Merritt Victoria C, Zhang Rui, Sherva Richard, Ly Monica T, Marra David, Panizzon Matthew S, Tsuang Debby W, Hauger Richard L, Logue Mark W
Research Service, VA San Diego Healthcare System, San Diego, USA.
Department of Psychiatry, School of Medicine, University of California, San Diego, La Jolla, USA.
J Alzheimers Dis. 2025 Jan;103(1):180-193. doi: 10.1177/13872877241299130. Epub 2024 Dec 18.

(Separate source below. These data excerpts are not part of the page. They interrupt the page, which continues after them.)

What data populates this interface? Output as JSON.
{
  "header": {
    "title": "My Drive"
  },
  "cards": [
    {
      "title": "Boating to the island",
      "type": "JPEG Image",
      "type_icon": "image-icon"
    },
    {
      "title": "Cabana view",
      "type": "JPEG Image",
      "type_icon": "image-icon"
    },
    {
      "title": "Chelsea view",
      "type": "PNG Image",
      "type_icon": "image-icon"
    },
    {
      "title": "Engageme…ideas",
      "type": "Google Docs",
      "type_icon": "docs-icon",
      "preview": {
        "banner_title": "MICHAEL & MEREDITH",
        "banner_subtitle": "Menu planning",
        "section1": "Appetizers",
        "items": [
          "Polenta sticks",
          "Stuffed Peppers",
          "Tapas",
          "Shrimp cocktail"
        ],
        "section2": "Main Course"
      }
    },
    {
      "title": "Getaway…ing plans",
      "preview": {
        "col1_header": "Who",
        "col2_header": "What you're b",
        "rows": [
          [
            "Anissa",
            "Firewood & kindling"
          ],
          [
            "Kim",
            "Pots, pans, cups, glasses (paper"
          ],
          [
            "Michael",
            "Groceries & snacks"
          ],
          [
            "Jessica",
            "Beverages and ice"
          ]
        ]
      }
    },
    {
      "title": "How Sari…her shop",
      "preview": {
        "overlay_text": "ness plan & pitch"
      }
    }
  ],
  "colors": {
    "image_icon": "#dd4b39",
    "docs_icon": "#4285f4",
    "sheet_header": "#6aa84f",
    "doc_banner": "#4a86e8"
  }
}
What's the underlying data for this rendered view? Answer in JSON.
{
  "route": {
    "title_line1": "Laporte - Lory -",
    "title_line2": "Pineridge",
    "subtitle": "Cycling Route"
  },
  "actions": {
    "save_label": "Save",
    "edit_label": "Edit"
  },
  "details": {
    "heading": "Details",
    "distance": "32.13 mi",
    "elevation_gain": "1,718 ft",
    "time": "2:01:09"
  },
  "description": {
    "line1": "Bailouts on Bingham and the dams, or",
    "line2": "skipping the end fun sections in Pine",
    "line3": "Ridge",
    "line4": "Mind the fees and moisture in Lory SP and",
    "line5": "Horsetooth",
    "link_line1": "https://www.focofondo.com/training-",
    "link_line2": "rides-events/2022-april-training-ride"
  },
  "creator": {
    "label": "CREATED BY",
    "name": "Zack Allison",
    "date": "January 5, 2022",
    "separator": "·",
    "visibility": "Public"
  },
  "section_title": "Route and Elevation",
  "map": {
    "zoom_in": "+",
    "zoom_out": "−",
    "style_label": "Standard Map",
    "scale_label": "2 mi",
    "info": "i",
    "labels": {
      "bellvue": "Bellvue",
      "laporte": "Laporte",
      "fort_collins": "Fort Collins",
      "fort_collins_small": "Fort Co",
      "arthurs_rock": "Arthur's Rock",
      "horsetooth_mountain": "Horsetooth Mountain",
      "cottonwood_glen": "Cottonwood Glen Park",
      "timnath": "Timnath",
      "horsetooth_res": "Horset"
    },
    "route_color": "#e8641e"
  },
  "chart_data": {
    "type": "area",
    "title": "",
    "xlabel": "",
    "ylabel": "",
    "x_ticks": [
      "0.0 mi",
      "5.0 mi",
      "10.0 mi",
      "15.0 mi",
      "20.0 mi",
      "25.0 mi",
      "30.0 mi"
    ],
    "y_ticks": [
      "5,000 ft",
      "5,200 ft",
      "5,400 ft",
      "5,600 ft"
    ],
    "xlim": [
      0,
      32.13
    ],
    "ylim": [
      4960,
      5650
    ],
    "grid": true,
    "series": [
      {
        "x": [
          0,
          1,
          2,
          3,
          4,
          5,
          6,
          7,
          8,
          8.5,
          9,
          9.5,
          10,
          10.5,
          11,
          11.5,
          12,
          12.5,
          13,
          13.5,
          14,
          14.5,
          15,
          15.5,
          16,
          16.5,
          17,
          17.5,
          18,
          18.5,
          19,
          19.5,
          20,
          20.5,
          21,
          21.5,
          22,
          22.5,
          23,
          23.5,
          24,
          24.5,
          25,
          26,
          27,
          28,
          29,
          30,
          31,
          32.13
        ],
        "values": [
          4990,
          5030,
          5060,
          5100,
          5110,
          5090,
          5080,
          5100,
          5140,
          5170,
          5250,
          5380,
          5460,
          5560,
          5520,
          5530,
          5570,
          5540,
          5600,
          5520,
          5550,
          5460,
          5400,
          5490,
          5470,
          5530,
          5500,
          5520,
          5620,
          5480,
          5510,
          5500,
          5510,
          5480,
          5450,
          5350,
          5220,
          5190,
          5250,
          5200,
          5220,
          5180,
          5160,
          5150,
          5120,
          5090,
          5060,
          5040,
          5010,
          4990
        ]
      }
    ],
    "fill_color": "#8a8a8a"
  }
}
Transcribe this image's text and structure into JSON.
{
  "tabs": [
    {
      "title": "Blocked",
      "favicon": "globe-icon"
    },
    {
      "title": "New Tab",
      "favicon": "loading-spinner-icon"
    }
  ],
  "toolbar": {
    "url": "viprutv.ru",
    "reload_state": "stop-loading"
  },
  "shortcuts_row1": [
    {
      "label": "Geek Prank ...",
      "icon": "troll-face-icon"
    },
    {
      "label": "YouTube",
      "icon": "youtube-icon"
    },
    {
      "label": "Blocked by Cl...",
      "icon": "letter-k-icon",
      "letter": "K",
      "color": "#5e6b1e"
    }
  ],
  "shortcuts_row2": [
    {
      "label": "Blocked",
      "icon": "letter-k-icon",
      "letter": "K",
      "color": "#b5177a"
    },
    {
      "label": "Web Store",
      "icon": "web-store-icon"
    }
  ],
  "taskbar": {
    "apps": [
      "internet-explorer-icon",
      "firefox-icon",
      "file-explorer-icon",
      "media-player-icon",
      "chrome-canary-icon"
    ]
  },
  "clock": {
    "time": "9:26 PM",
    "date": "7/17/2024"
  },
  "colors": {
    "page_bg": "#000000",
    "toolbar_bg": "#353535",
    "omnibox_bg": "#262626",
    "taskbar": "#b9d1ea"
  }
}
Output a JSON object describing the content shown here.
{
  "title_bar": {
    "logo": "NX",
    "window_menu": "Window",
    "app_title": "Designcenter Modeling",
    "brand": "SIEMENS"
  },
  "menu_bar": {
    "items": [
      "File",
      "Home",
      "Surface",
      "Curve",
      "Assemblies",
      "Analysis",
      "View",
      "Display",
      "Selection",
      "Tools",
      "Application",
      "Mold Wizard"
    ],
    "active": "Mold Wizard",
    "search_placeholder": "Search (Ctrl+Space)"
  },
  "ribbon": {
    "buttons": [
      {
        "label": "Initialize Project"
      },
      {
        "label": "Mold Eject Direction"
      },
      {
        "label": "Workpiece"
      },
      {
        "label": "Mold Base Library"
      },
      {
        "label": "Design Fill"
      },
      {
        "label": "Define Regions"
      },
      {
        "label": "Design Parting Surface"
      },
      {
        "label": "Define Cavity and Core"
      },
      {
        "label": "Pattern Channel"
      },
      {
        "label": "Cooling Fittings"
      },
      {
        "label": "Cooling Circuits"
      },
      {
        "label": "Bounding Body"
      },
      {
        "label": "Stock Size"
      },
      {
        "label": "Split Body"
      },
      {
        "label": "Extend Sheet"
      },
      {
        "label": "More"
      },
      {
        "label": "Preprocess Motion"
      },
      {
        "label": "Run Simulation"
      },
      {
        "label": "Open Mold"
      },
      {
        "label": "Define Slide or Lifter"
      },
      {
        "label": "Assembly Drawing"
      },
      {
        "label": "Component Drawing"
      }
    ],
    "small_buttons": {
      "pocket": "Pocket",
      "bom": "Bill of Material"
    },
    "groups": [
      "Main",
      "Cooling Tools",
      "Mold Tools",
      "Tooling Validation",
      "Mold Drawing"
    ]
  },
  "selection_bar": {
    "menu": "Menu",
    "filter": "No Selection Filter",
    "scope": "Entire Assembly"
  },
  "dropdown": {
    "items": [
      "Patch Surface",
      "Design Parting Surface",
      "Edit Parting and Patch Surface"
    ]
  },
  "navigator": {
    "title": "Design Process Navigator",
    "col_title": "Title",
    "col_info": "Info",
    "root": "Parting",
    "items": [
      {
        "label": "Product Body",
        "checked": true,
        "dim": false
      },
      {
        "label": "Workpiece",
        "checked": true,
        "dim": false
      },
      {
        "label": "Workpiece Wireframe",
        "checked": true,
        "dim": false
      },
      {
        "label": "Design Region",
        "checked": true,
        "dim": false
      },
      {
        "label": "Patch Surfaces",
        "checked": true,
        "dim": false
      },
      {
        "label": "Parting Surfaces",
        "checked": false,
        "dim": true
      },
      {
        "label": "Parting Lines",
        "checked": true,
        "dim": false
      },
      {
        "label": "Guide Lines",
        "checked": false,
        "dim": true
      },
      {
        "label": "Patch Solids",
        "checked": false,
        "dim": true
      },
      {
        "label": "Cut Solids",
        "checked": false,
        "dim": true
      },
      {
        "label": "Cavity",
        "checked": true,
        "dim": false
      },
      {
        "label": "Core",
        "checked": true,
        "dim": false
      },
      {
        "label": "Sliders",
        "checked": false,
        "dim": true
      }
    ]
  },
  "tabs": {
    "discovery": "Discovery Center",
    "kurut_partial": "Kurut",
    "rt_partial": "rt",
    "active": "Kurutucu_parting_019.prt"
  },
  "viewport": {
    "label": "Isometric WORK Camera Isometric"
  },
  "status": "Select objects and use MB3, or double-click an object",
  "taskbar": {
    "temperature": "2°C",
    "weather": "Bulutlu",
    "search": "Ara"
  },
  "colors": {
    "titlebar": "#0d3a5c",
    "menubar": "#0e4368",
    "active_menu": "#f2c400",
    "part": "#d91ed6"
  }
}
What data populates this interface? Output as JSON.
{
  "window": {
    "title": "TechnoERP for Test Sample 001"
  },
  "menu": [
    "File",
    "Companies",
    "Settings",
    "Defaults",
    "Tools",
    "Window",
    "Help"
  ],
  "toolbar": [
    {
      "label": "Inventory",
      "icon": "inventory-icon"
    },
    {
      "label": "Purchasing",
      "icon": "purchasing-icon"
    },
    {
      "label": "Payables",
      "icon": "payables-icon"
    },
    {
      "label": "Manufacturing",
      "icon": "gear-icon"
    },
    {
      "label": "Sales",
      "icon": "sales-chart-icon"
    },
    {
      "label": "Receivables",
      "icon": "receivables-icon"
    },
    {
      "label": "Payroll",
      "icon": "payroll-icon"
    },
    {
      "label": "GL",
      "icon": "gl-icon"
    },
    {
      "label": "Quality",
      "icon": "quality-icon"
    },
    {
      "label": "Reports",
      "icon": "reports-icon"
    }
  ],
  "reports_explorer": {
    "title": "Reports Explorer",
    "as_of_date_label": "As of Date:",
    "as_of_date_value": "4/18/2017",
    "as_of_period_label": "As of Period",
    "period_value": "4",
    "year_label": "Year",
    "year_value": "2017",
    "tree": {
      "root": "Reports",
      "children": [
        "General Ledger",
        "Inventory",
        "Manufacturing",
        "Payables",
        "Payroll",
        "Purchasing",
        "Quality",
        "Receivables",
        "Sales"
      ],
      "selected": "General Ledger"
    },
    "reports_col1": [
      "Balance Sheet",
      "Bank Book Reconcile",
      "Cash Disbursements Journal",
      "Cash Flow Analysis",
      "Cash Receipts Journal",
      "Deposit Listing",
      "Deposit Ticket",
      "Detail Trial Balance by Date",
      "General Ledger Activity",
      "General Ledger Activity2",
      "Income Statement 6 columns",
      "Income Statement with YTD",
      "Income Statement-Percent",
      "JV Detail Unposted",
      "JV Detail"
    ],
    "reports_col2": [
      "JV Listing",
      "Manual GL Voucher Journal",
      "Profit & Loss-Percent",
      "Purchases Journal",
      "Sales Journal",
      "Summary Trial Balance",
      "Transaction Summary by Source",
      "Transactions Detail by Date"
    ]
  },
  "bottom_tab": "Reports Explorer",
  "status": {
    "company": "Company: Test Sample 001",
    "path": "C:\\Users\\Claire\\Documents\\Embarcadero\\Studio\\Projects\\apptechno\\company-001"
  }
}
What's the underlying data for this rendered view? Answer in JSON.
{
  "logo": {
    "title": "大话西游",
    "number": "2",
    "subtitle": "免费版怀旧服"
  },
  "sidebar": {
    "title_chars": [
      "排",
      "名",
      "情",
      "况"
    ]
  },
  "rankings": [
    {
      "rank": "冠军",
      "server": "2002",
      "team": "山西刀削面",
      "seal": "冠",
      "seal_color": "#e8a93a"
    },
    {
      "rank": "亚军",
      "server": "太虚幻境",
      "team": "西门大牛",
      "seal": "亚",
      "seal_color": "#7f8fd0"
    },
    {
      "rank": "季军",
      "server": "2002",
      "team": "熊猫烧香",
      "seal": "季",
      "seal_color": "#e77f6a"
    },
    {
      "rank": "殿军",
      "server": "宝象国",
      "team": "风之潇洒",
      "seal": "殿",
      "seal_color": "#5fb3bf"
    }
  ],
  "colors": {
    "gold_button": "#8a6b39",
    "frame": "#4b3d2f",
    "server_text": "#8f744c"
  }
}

The age distribution and diversity of the VA Million Veteran Program (MVP) cohort make it a valuable resource for studying the genetics of Alzheimer's disease (AD) and related dementias (ADRD).
We present and evaluate the performance of several International Classification of Diseases (ICD) code-based classification algorithms for AD, ADRD, and dementia for use in MVP genetic studies and other studies using VA electronic medical record (EMR) data. These were benchmarked relative to existing ICD algorithms and AD-medication-identified cases.
We used chart review of n = 103 MVP participants to evaluate diagnostic utility of the algorithms. Suitability for genetic studies was examined by assessing association with ε4, the strongest genetic AD risk factor, in a large MVP cohort (n = 286 K).
The newly developed MVP-ADRD algorithm performed well, comparable to the existing PheCode dementia algorithm (Phe-Dementia) in terms of sensitivity (0.95 and 0.95) and specificity (0.65 and 0.70). The strongest ε4 associations were observed in cases identified using MVP-ADRD and Phe-Dementia augmented with medication-identified cases (MVP-ADRD medication, p = 3.6 ×10; Phe-Dementia medication, p = 1.4 ×10). Performance was improved when cases were restricted to those with onset age ≥60.
We found that our MVP-developed ICD-based algorithms had good performance in chart review and generated strong genetic signals, especially after inclusion of medication-identified cases. Ultimately, our MVP-derived algorithms are likely to have good performance in the broader VA, and their performance may also be suitable for use in other large-scale EMR-based biobanks in the absence of definitive biomarkers such as amyloid-PET and cerebrospinal fluid biomarkers.
美国退伍军人事务部百万退伍军人计划(MVP)队列的年龄分布和多样性使其成为研究阿尔茨海默病(AD)及相关痴呆症(ADRD)遗传学的宝贵资源。
我们展示并评估了几种基于国际疾病分类(ICD)编码的AD、ADRD和痴呆症分类算法在MVP基因研究及其他使用退伍军人事务部电子病历(EMR)数据的研究中的性能。这些算法相对于现有的ICD算法和经AD药物识别的病例进行了基准测试。
我们对n = 103名MVP参与者进行了病历审查,以评估算法的诊断效用。通过在一个大型MVP队列(n = 286K)中评估与最强的AD遗传风险因素ε4的关联,来检验算法对基因研究的适用性。
新开发的MVP - ADRD算法表现良好,在敏感性(分别为0.95和0.95)和特异性(分别为0.65和0.70)方面与现有的PheCode痴呆症算法(Phe - Dementia)相当。在使用MVP - ADRD和添加了经药物识别病例的Phe - Dementia识别出的病例中观察到最强的ε4关联(MVP - ADRD + 药物,p = 3.6×10;Phe - Dementia + 药物,p = 1.4×10)。当病例限于发病年龄≥60岁时,性能有所提高。
我们发现我们基于MVP开发且基于ICD的算法在病历审查中表现良好,并产生了强烈的遗传信号,特别是在纳入经药物识别的病例之后。最终,我们源自MVP的算法在更广泛的退伍军人事务部中可能具有良好的性能,并且在没有淀粉样蛋白PET和脑脊液生物标志物等确定性生物标志物的情况下,它们的性能也可能适用于其他基于大规模EMR的生物样本库。